I am using Spark 2.3 with Java 1.8
I have a RDD of CSV records say:
JavaRDD<CsvRecordsPerApp> csvRecordsRdd
Here each CsvRecordsPerApp has multiple values:
class CsvRecordsPerApp implements Serializable {
String customerName;
String supplierName;
String otherFieldName;
}
I want to save it in multiple folders such that each RDD is saved into 3 separate folders like
- customerNames\part-0000
- customerNames\part-0001
...
- supplierNames\part-0000
- supplierNames\part-0001
...
- otherFieldNames\part-0000
- otherFieldNames\part-0001
...
But when I do below, it saves all output file in single files:
JavaRDD<CsvRecordsPerApp> csvRecordsRdd = ...
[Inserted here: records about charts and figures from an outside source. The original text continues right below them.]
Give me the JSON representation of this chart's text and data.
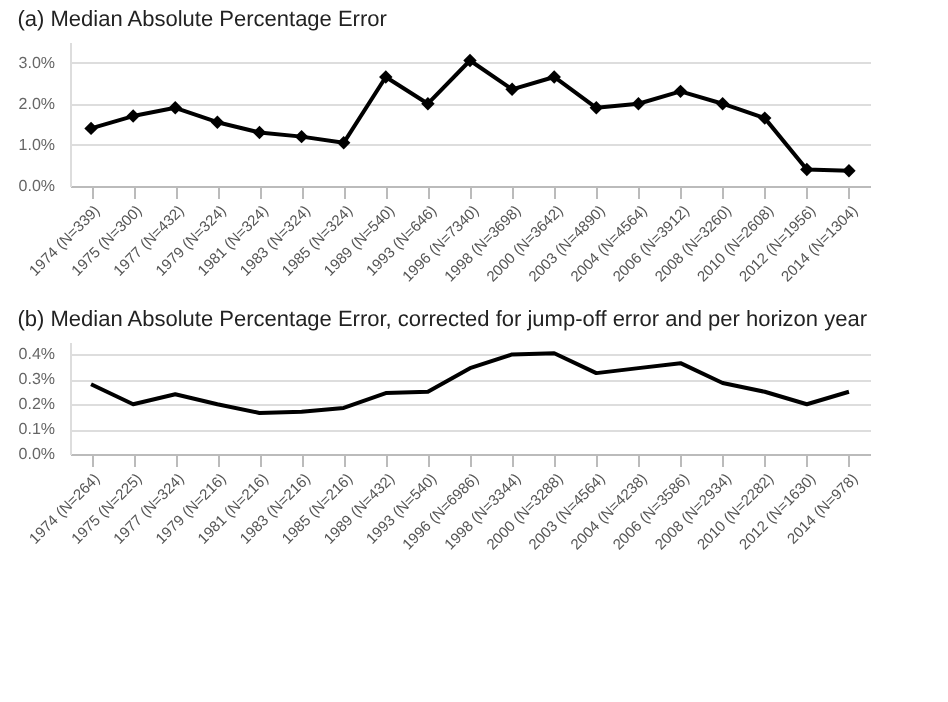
{
  "chart_data": [
    {
      "type": "line",
      "title": "(a) Median Absolute Percentage Error",
      "categories": [
        "1974  (N=339)",
        "1975  (N=300)",
        "1977  (N=432)",
        "1979  (N=324)",
        "1981  (N=324)",
        "1983  (N=324)",
        "1985  (N=324)",
        "1989  (N=540)",
        "1993  (N=646)",
        "1996  (N=7340)",
        "1998  (N=3698)",
        "2000  (N=3642)",
        "2003  (N=4890)",
        "2004  (N=4564)",
        "2006  (N=3912)",
        "2008  (N=3260)",
        "2010  (N=2608)",
        "2012  (N=1956)",
        "2014  (N=1304)"
      ],
      "series": [
        {
          "color": "#000000",
          "values": [
            1.4,
            1.7,
            1.9,
            1.55,
            1.3,
            1.2,
            1.05,
            2.65,
            2.0,
            3.05,
            2.35,
            2.65,
            1.9,
            2.0,
            2.3,
            2.0,
            1.65,
            0.4,
            0.37
          ]
        }
      ],
      "ylim": [
        0,
        3.5
      ],
      "yticks": [
        {
          "value": 0,
          "label": "0.0%"
        },
        {
          "value": 1,
          "label": "1.0%"
        },
        {
          "value": 2,
          "label": "2.0%"
        },
        {
          "value": 3,
          "label": "3.0%"
        }
      ],
      "grid": "y",
      "marker": "diamond",
      "line_style": "solid"
    },
    {
      "type": "line",
      "title": "(b) Median Absolute Percentage Error, corrected for jump-off error and per horizon year",
      "categories": [
        "1974  (N=264)",
        "1975  (N=225)",
        "1977  (N=324)",
        "1979  (N=216)",
        "1981  (N=216)",
        "1983  (N=216)",
        "1985  (N=216)",
        "1989  (N=432)",
        "1993  (N=540)",
        "1996  (N=6986)",
        "1998  (N=3344)",
        "2000  (N=3288)",
        "2003  (N=4564)",
        "2004  (N=4238)",
        "2006  (N=3586)",
        "2008  (N=2934)",
        "2010  (N=2282)",
        "2012  (N=1630)",
        "2014  (N=978)"
      ],
      "series": [
        {
          "color": "#000000",
          "values": [
            0.28,
            0.2,
            0.24,
            0.2,
            0.165,
            0.17,
            0.185,
            0.245,
            0.25,
            0.345,
            0.4,
            0.405,
            0.325,
            0.345,
            0.365,
            0.285,
            0.25,
            0.2,
            0.25
          ]
        }
      ],
      "ylim": [
        0,
        0.45
      ],
      "yticks": [
        {
          "value": 0,
          "label": "0.0%"
        },
        {
          "value": 0.1,
          "label": "0.1%"
        },
        {
          "value": 0.2,
          "label": "0.2%"
        },
        {
          "value": 0.3,
          "label": "0.3%"
        },
        {
          "value": 0.4,
          "label": "0.4%"
        }
      ],
      "grid": "y",
      "line_style": "solid"
    }
  ]
}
csvRecordsRdd.saveAsTextFile("file-name");
like:
file-name/0000
file-name/0001
..
I tried is to map csvRecordsRdd into different values and save 3 times like below:
JavaRDD<String> customerNameRdd = csvRecordsRdd.map(csv -> csv.getCustomerName());
customerNameRdd.saveAsTextFile("customerNames");
JavaRDD<String> supplierNameRdd = csvRecordsRdd.map(csv -> csv.getSupplierName());
supplierNameRdd.saveAsTextFile("supplierNames");
JavaRDD<String> otherFieldNameRdd = csvRecordsRdd.map(csv -> csv.getOtherFieldName());
otherFieldNameRdd.saveAsTextFile("otherFieldName");
Here the problem is it recomputes RDD 3 times and I have triple entries!!
Then to stop recomputing, I tried below caching but it did not work and still computes 3 times:
csvRecordsRdd.persist(StorageLevel.MEMORY_AND_DISK()); or csvRecordsRdd.cache();
I am looking for ideas to solve the problem